A development of the F.9/37 as a night fighter, for a new Air Ministry Specifications F.29/40 – known unofficially as the Gloster Reaper – was dropped so that Gloster could concentrate on existing work and on the nascent British jet projects.

==Design and development==
Gloster had designed a twin-engined turret-fighter for specification F.34/35 but the single-engined Boulton Paul Defiant for F.9/35 was seen to cover both requirements and the F.34/35 design dropped. Less than two years later, F.9/37 for a "twin-engined single-seat fighter with fixed armament" was issued. The F.9/37 was designed under the direction of George Carter, his first for Gloster, to F.9/37 (hence the name) as a single-seat fighter carrying an armament of four 0.303 in (7.7 mm) Browning machine guns and two 20 mm Hispano cannon in the nose. Intended for dispersed production by semi-skilled labour, the structure broke down into sub-assemblies.

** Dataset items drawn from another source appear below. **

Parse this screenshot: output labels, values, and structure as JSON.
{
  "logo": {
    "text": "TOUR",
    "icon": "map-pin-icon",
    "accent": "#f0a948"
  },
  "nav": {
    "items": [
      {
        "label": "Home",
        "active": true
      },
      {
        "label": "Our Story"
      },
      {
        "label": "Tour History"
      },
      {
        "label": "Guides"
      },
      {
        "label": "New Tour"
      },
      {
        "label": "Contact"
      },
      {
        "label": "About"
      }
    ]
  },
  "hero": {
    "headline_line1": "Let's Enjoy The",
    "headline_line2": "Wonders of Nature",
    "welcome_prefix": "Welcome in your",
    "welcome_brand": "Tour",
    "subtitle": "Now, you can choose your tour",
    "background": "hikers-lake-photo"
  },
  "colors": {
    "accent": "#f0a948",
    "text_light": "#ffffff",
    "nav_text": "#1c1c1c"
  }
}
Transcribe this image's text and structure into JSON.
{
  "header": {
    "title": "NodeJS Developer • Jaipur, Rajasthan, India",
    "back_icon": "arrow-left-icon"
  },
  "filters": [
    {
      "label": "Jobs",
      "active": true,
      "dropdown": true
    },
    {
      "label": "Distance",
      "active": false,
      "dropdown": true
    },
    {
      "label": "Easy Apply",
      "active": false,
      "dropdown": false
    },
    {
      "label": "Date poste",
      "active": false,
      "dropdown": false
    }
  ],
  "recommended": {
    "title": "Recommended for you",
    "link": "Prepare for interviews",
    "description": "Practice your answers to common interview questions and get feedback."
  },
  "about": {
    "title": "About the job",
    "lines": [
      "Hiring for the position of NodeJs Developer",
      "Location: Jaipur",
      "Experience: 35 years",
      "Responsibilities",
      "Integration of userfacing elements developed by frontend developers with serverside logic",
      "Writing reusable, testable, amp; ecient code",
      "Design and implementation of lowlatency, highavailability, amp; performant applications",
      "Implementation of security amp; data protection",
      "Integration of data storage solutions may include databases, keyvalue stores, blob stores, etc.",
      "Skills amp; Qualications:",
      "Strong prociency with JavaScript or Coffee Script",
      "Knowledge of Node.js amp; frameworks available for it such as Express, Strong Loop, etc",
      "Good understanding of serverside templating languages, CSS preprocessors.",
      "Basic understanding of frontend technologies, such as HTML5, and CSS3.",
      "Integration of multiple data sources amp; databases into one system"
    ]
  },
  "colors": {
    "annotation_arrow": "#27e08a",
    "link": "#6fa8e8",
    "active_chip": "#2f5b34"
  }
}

A prototype (military serial L7999) with 1,060 hp Bristol Taurus T-S(a) radial engines flew on 3 April 1939 and demonstrated excellent performance, its maximum speed of 360 mph being the best recorded by a British fighter at the time. Test flights revealed that the prototype was very manoeuvrable and "a delight to fly". After being badly damaged in a landing accident in July 1939, it was re-engined with 900 hp Taurus T-S(a)-IIIs in 1940, which reduced its performance. A second prototype (L8002) with 880 hp Rolls-Royce Peregrine I liquid-cooled, inline engines flew on 22 February 1940; it proved capable of 330 mph at 15,000 ft.

===F.18/40 and F.29/40===
Specification F.18/40, for a specialist night fighter, with nose- and turret-mounted guns, led to Gloster submitting a design based on the F.9/37, fitted with Rolls-Royce Merlin engines, a dorsal four-gun turret and Airborne Interception (AI) radar. This received support from the Air Staff who saw it as superior to the Bristol Beaufighter and the Air Ministry ordered one of the F.9/37 prototypes to be converted to the new specification as F.29/40. Unofficially known as the Gloster Reaper, it inherited the admirable handling characteristics of the F.9/37 and despite being judged superior to other designs, including turreted variants of the Beaufighter and de Havilland Mosquito, the Reaper was terminated in May 1941, for Gloster to concentrate on other work, especially the Gloster E.28/39 jet aircraft.